É assim que estou, afinal.


É assim que me sinto.


Agora estou no carro de uma assistente social, de cabelos encaracolados, que batiam nas orelhas, a pele branca. A camisa azul que estampava um: SORRIA, EU IREI TE AJUDAR! ─ E uma calça jeans justa, que batia em seu tornozelo.


O carro cheirava a plástico e meu estômago parecia revirar por isso. O banco era escorregadio, de modo que em toda a curva, eu escorregava para o lado.


Suspirei e olhei pela janela. Eu já perdera as contas de quantas vezes chorei em horas aleatórias dos dias. Eram dois dias que eu estava órfã. Foram dois dias que eu passei chorando, literalmente. Chegava a ser cruelmente irônico: o ditado diz "pior não pode ficar"; mas me pareceu que tudo ficou pior do que eu um dia pensei que ficaria. Há dois dias e eu me encontrava presa em uma frustrante liberdade. Agora estava liberta em uma estranha prisão.


As ruas passavam, virando um borrão e deixando-me mais tonta ainda. A assistente parecia me levar para um lugar distante, porque nunca estive naquela parte da cidade. Eu procurava não pensar nas imagens dos meus pais, jogados no chão, com aquele pano em cima, mas sempre voltava à memória. Não importa exatamente em que parte do dia, eu sempre seria assombrada por isso.


─ Amor, desculpe a indelicadeza, meu nome é Marta. ─ Ela disse depois de um tempo que fiquei observando as ruas e as casas passarem em borrões. ─ Olhei-a aérea.


─ Sim, eu também gosto de batata. ─ Respondi, virando para a janela de novo, apoiando minha cabeça na mão. Não percebi sua cara de intrigada. Tudo que consegui pensar era como minha vida tinha se desmontado tão de repente.


─ Sim, Claro que sim, claro. Docinho, entendo que esteja um pouco traumatizada agora que perdeu seus pais faz dois dias não é mesmo?

─ É.

─ Então... Queria saber o que você sente com tudo isso. Como é isso para você? ─ Ela perguntou. Suspirei. Sei que agora que iria para adoção, mandariam o monte de pessoas me avaliarem: assistentes sociais, psicólogos e tudo que eu não precisava.

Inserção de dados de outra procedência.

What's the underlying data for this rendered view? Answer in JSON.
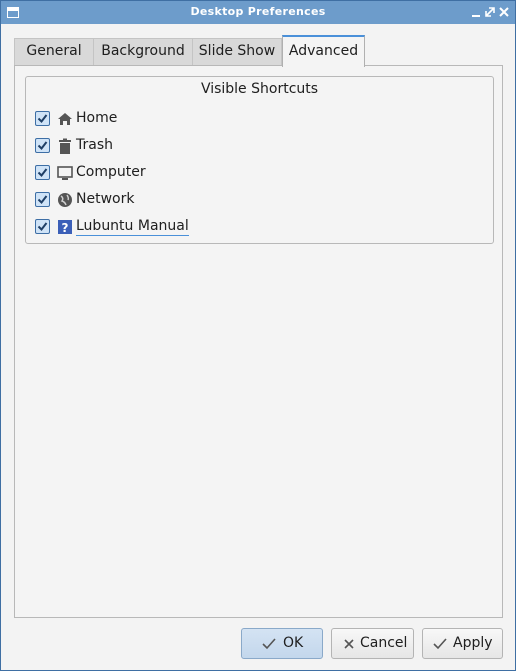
{
  "window": {
    "title": "Desktop Preferences"
  },
  "tabs": [
    {
      "label": "General"
    },
    {
      "label": "Background"
    },
    {
      "label": "Slide Show"
    },
    {
      "label": "Advanced",
      "active": true
    }
  ],
  "group": {
    "title": "Visible Shortcuts",
    "items": [
      {
        "label": "Home",
        "checked": true,
        "icon": "home-icon"
      },
      {
        "label": "Trash",
        "checked": true,
        "icon": "trash-icon"
      },
      {
        "label": "Computer",
        "checked": true,
        "icon": "computer-icon"
      },
      {
        "label": "Network",
        "checked": true,
        "icon": "network-icon"
      },
      {
        "label": "Lubuntu Manual",
        "checked": true,
        "icon": "help-icon"
      }
    ]
  },
  "buttons": {
    "ok": "OK",
    "cancel": "Cancel",
    "apply": "Apply"
  },
  "colors": {
    "titlebar": "#6d9ccb",
    "accent": "#4a90d9",
    "checkbox": "#3d6ea5"
  }
}
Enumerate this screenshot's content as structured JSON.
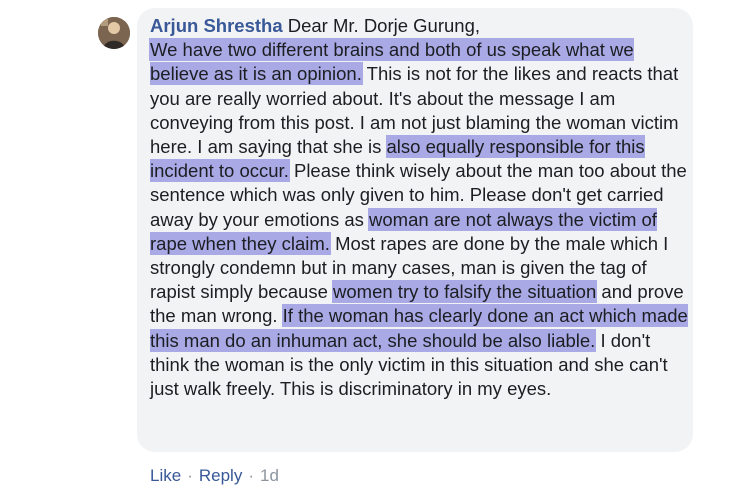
{
  "comment": {
    "author": "Arjun Shrestha",
    "segments": {
      "s0": " Dear Mr. Dorje Gurung,",
      "h1": "We have two different brains and both of us speak what we believe as it is an opinion.",
      "s1": " This is not for the likes and reacts that you are really worried about. It's about the message I am conveying from this post. I am not just blaming the woman victim here. I am saying that she is ",
      "h2": "also equally responsible for this incident to occur.",
      "s2": " Please think wisely about the man too about the sentence which was only given to him. Please don't get carried away by your emotions as ",
      "h3": "woman are not always the victim of rape when they claim.",
      "s3": " Most rapes are done by the male which I strongly condemn but in many cases, man is given the tag of rapist simply because ",
      "h4": "women try to falsify the situation",
      "s4": " and prove the man wrong. ",
      "h5": "If the woman has clearly done an act which made this man do an inhuman act, she should be also liable.",
      "s5": " I don't think the woman is the only victim in this situation and she can't just walk freely. This is discriminatory in my eyes."
    },
    "highlight_color": "#a9a9e6",
    "author_color": "#385898"
  },
  "actions": {
    "like": "Like",
    "separator": "·",
    "reply": "Reply",
    "time": "1d"
  },
  "icons": {
    "avatar": "user-avatar-photo"
  }
}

─ Eu me sinto morta ─ respondi, seca.

─Sim, é certo que sinta isso mesmo, mas e o fato de ser encaminhada para a adoção? ─ Insiste, tentando me fazer falar alguma coisa.

─ Estranho e vazio.

─ Tem algo que queira falar? ─ Inquiriu-me, encarando pelo retrovisor.

─ Não.

─ Não quer desabafar?

─ Não.

─ Às vezes faz bem...

─ Às vezes não é agora.

─ Tudo bem, então. ─ Ela desviou o olhar e continuou a se concentrar no trânsito. Eu era uma órfã, que acabou de sair de São Paulo, indo para um orfanato.

Lembrei-me dos policias tentando encontrar pertence meu pelas cinzas. Nada ficou inteiro. Minhas roupas destruídas, tudo em cinzas.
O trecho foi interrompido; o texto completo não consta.